Блюхер отчетливо представлял себе, какой широкий размах приняла на этой далекой окраине России партизанская борьба против ненавистных народу захватчиков и контрреволюционеров. В таежных лесах и Даурских степях сражались сотни партизанских отрядов, постепенно складывавшихся в части, соединения. Известна была Блюхеру героическая и трагическая судьба Сергея Лазо, совсем молодого человека, создателя красного партизанского войска. В начале апреля двадцатого года он был схвачен японцами и вместе с товарищами и соратниками Сибирцевым и Луцким зверски казнен — сожжен в топке паровоза.

«Ни одна винтовка не должна быть поставлена в козлы, пока интервенция не будет прекращена и край не воссоединится с Советской Россией», — Василий Константинович знал эти слова из боевого приказа Лазо.

Пока не воссоединится... Уж это точно.
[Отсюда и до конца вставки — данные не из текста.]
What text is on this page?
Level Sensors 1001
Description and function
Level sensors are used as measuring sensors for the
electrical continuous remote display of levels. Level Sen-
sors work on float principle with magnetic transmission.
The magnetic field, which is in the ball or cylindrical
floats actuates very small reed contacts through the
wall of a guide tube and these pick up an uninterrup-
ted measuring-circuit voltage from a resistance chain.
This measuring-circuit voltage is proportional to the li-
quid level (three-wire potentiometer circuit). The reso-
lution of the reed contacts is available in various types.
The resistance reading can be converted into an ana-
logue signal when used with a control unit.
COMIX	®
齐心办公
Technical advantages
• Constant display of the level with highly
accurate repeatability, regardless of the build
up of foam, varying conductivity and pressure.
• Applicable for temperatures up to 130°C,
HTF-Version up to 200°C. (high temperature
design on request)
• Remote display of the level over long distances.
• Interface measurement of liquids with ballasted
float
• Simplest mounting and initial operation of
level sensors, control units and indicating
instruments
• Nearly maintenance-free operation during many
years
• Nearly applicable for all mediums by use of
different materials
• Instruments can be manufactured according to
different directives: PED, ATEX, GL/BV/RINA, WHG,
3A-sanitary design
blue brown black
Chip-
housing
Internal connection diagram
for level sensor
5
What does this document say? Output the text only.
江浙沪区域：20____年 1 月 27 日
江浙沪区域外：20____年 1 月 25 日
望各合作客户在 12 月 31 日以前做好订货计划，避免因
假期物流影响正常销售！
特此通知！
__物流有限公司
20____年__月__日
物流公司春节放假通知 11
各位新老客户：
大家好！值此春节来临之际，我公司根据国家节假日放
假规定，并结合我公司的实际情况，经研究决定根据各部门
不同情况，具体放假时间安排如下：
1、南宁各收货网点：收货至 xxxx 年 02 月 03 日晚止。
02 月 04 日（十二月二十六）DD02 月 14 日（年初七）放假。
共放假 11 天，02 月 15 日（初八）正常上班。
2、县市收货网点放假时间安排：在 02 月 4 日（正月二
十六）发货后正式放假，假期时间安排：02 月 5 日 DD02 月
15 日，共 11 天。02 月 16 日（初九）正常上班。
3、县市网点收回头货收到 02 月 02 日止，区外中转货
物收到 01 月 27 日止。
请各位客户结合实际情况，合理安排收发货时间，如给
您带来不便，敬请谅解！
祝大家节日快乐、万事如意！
Именно за воссоединение он, Василий Блюхер, бравший Перекоп, последнюю белогвардейскую твердыню на юге России, готов теперь драться и на востоке, не жалея сил и самой жизни. Однако крепок «орешек» — с ходу не расколешь. Только у японцев от Владивостока до Хабаровска размещена стотысячная армия, а сколько еще войск у недобитых белых генералов, у атамана Семенова, барона Унгерна и иже с ними... Нужно было время для передышки и накопления сил, особенно после того, как многие дивизии Красной Армии, разгромив Колчака в Сибири, ушли на запад сражаться против польских панов и Врангеля. Это мудро понял Владимир Ильич. Блюхер выписал в полевую тетрадь мысль Ленина: «Обстановка принудила к созданию буферного государства в виде Дальневосточной республики... Вести войну с Японией мы не можем и должны все делать для того, чтобы попытаться не только отдалить войну с Японией, но, если можно, обойтись без нее, потому что нам она по понятным условиям непосильна».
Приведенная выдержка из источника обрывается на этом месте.